Sou aquele desenho de “O Principezinho”: a cobra que comeu um elefante e agora parece um chapéu.
Está a custar. Mas adiante. A vida é assim mesmo. É o que é. E, imagine-se, não é o fim do mundo. É. É uma nova vida. E na nova vida eu preciso de tempo. Não para o que já não vou fazer, sim, mas, sobretudo, para o que já não quero fazer.
Não quero ser uma pessoa que anda à pressa, não quero fazer as coisas a correr, não quero ser uma maníaca da produção, não quero ter 30 coisas na minha agenda, não quero uma lista enorme de tarefas que me obrigam a correr de um lado para o outro. Para fazer muito é preciso fazer pouco. Assim. É preciso fazer pouco para fazer bem e, fazendo bem, passar à próxima etapa deixando a precedente bem fechada. Quero fazer nada. Quero que as minhas filhas façam nada. E nesse fazer nada executarmos apenas o que é realmente importante.

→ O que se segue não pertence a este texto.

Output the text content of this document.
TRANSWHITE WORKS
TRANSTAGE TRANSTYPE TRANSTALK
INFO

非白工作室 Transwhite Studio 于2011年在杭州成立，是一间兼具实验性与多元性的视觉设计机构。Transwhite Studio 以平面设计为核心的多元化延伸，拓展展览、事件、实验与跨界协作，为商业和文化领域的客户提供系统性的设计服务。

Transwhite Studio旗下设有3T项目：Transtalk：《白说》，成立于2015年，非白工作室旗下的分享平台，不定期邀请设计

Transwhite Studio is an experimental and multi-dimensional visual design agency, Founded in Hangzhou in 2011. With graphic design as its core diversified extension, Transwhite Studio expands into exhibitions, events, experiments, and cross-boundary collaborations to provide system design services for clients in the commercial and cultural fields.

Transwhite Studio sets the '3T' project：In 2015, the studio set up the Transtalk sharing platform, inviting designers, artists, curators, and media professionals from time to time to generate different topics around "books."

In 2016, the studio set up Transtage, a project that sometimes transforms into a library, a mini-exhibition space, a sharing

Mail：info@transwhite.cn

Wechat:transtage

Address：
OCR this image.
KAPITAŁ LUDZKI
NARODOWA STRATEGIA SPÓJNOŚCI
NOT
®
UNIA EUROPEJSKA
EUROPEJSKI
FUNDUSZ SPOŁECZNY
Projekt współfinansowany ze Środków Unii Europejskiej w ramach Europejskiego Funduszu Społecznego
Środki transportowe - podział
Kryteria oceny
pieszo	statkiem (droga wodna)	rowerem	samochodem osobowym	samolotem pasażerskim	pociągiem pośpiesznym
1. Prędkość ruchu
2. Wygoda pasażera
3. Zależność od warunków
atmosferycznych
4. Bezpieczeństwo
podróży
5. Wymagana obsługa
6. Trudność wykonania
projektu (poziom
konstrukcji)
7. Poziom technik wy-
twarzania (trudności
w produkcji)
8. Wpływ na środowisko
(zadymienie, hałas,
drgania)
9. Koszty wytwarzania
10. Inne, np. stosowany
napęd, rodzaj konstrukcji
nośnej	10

Como sempre acontece quando pomos pontos de interrogação nas nossas dúvidas, as respostas aparecem. A mim apareceram-me nas palavras e vidas das outras pessoas:
- Numa palestra/espetáculo chamado “Conversas Sérias”, Marta Gautier, psicóloga e humorista, fala de como baixou o volume na sua vida, procurando entender o vazio que sentia. De como, e porquê, decidiu tirar os filhos das atividades extra-curriculares porque quando punha a chave à porta já os odiava, de como deixou de comparecer a eventos de familiares e amigos, de como abdicou de privilégios. Não tenho nenhuma intenção de fazer essas coisas, tal como não me interessa a meditação ou qualquer coisa de espiritual ou religioso que se possa ler nestas palavras, mas, como aconteceu há cinco anos quando a ouvi falar de crianças e de como não temos de as tratar como flores de estufa temendo que fiquem traumatizadas, porque vão ficar, revejo-me nesse desejo dela de ter uma vida com menos coisas, mesmo que tenha de abdicar de algumas que hoje me fazem, e sempre fizeram, feliz. Todas materiais, por acaso.

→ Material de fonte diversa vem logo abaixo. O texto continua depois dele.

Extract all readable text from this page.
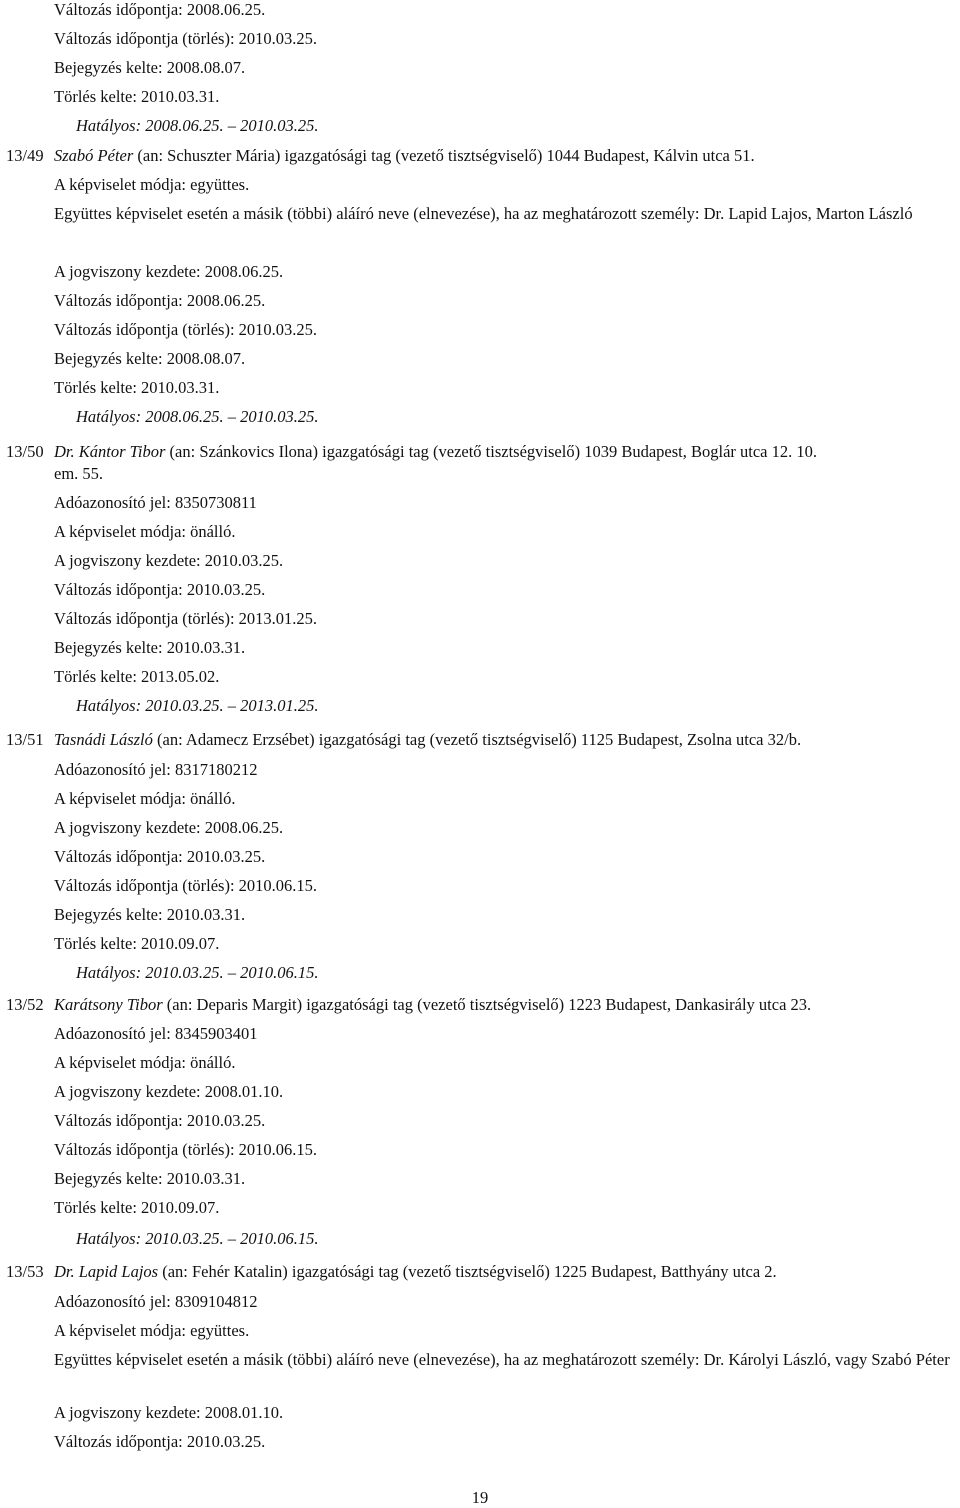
Változás időpontja: 2008.06.25.
Változás időpontja (törlés): 2010.03.25.
Bejegyzés kelte: 2008.08.07.
Törlés kelte: 2010.03.31.
Hatályos: 2008.06.25. – 2010.03.25.
13/49 Szabó Péter (an: Schuszter Mária) igazgatósági tag (vezető tisztségviselő) 1044 Budapest, Kálvin utca 51.
A képviselet módja: együttes.
Együttes képviselet esetén a másik (többi) aláíró neve (elnevezése), ha az meghatározott személy: Dr. Lapid Lajos, Marton László
A jogviszony kezdete: 2008.06.25.
Változás időpontja: 2008.06.25.
Változás időpontja (törlés): 2010.03.25.
Bejegyzés kelte: 2008.08.07.
Törlés kelte: 2010.03.31.
Hatályos: 2008.06.25. – 2010.03.25.
13/50 Dr. Kántor Tibor (an: Szánkovics Ilona) igazgatósági tag (vezető tisztségviselő) 1039 Budapest, Boglár utca 12. 10.
em. 55.
Adóazonosító jel: 8350730811
A képviselet módja: önálló.
A jogviszony kezdete: 2010.03.25.
Változás időpontja: 2010.03.25.
Változás időpontja (törlés): 2013.01.25.
Bejegyzés kelte: 2010.03.31.
Törlés kelte: 2013.05.02.
Hatályos: 2010.03.25. – 2013.01.25.
13/51 Tasnádi László (an: Adamecz Erzsébet) igazgatósági tag (vezető tisztségviselő) 1125 Budapest, Zsolna utca 32/b.
Adóazonosító jel: 8317180212
A képviselet módja: önálló.
A jogviszony kezdete: 2008.06.25.
Változás időpontja: 2010.03.25.
Változás időpontja (törlés): 2010.06.15.
Bejegyzés kelte: 2010.03.31.
Törlés kelte: 2010.09.07.
Hatályos: 2010.03.25. – 2010.06.15.
13/52 Karátsony Tibor (an: Deparis Margit) igazgatósági tag (vezető tisztségviselő) 1223 Budapest, Dankasirály utca 23.
Adóazonosító jel: 8345903401
A képviselet módja: önálló.
A jogviszony kezdete: 2008.01.10.
Változás időpontja: 2010.03.25.
Változás időpontja (törlés): 2010.06.15.
Bejegyzés kelte: 2010.03.31.
Törlés kelte: 2010.09.07.
Hatályos: 2010.03.25. – 2010.06.15.
13/53 Dr. Lapid Lajos (an: Fehér Katalin) igazgatósági tag (vezető tisztségviselő) 1225 Budapest, Batthyány utca 2.
Adóazonosító jel: 8309104812
A képviselet módja: együttes.
Együttes képviselet esetén a másik (többi) aláíró neve (elnevezése), ha az meghatározott személy: Dr. Károlyi László, vagy Szabó Péter
A jogviszony kezdete: 2008.01.10.
Változás időpontja: 2010.03.25.
19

- Numa entrevista com uma curadora de arte que me explicou que, apesar de amar o teatro, sempre que tinha de fazer um trabalho na universidade se virava para a arte contemporânea, a sua paixão dos tempos livres. “Não se deve desprezar o que o ócio nos dá”.
- No elogio da lentidão que é o trabalho da artista argentina Claire de Santa Coloma, vencedora do prémio Novos Artistas da Fundação EDP, cujas esculturas de madeira, quase rudimentares, são, palavras dela, “quase um ato de resistência” numa época em que temos de andar sempre rápido, mas em que “continuamos a pensar à mesma velocidade de sempre”. Fiquei muito tocada com o que ela disse.

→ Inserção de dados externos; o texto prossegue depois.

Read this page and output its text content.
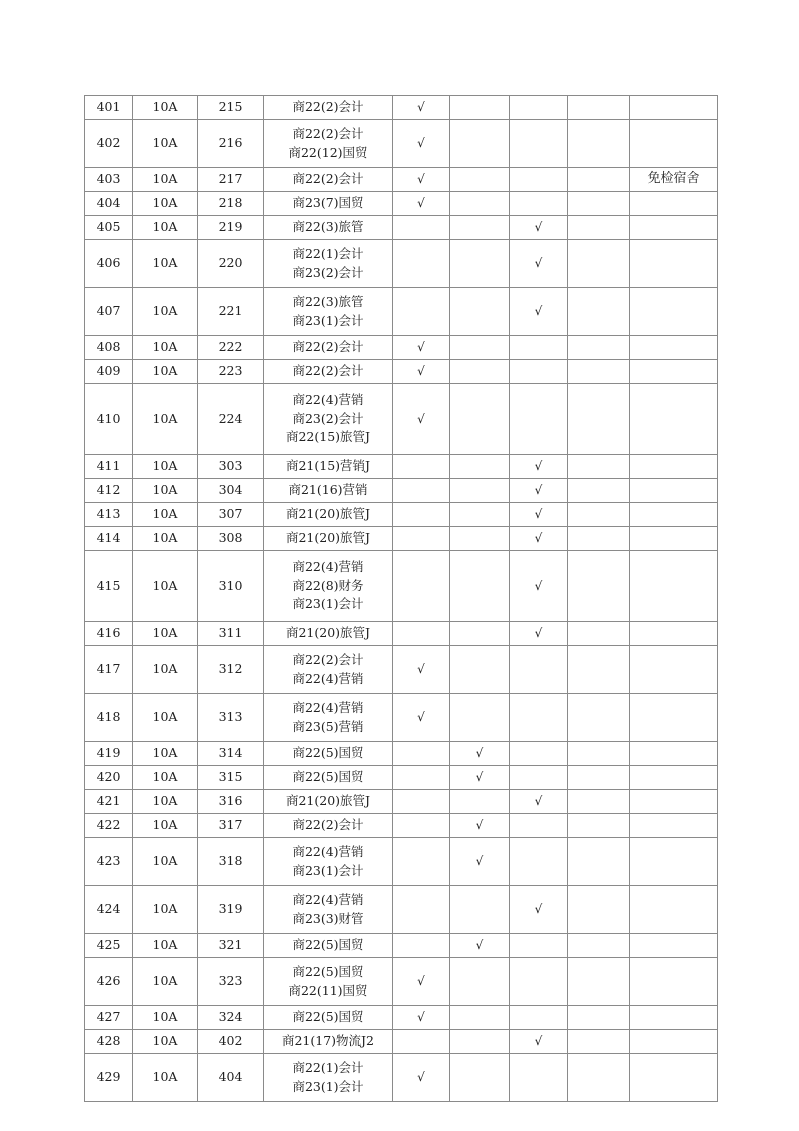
401	10A	215	商22(2)会计	√				
402	10A	216	商22(2)会计
商22(12)国贸	√				
403	10A	217	商22(2)会计	√				免检宿舍
404	10A	218	商23(7)国贸	√				
405	10A	219	商22(3)旅管			√		
406	10A	220	商22(1)会计
商23(2)会计			√		
407	10A	221	商22(3)旅管
商23(1)会计			√		
408	10A	222	商22(2)会计	√				
409	10A	223	商22(2)会计	√				
410	10A	224	商22(4)营销
商23(2)会计
商22(15)旅管J	√				
411	10A	303	商21(15)营销J			√		
412	10A	304	商21(16)营销			√		
413	10A	307	商21(20)旅管J			√		
414	10A	308	商21(20)旅管J			√		
415	10A	310	商22(4)营销
商22(8)财务
商23(1)会计			√		
416	10A	311	商21(20)旅管J			√		
417	10A	312	商22(2)会计
商22(4)营销	√				
418	10A	313	商22(4)营销
商23(5)营销	√				
419	10A	314	商22(5)国贸		√			
420	10A	315	商22(5)国贸		√			
421	10A	316	商21(20)旅管J			√		
422	10A	317	商22(2)会计		√			
423	10A	318	商22(4)营销
商23(1)会计		√			
424	10A	319	商22(4)营销
商23(3)财管			√		
425	10A	321	商22(5)国贸		√			
426	10A	323	商22(5)国贸
商22(11)国贸	√				
427	10A	324	商22(5)国贸	√				
428	10A	402	商21(17)物流J2			√		
429	10A	404	商22(1)会计
商23(1)会计	√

E só para me incluir nesse grupo de lentos louváveis, para ser completamente honesta, passaram mais de dois anos desde que pensei neste assunto – em como é importante FAZER NADA – depois de uma conversa com a Cecília em que ela disse: “As crianças precisam de ter tempo para fazer nada e se confrontarem consigo próprias”.
A arte de fazer nada
Muitas coisas na minha experiência como mãe dizem-me que eu partia (e parto) dos pressupostos errados. Por exemplo, querer que façam coisas, preencher os dias. Além de se cansarem, não desfrutam, não pensam sobre o que está feito. Dizer isto não é parte mais complicada. Perceber como crescem melhor por estarem uma semana em casa a ver os filmes que gostam e não num atelier é fácil. O que é difícil é executar, pois, como todos os pais notam, as crianças são como esponjas e dá pena não aproveitar essas capacidades todas.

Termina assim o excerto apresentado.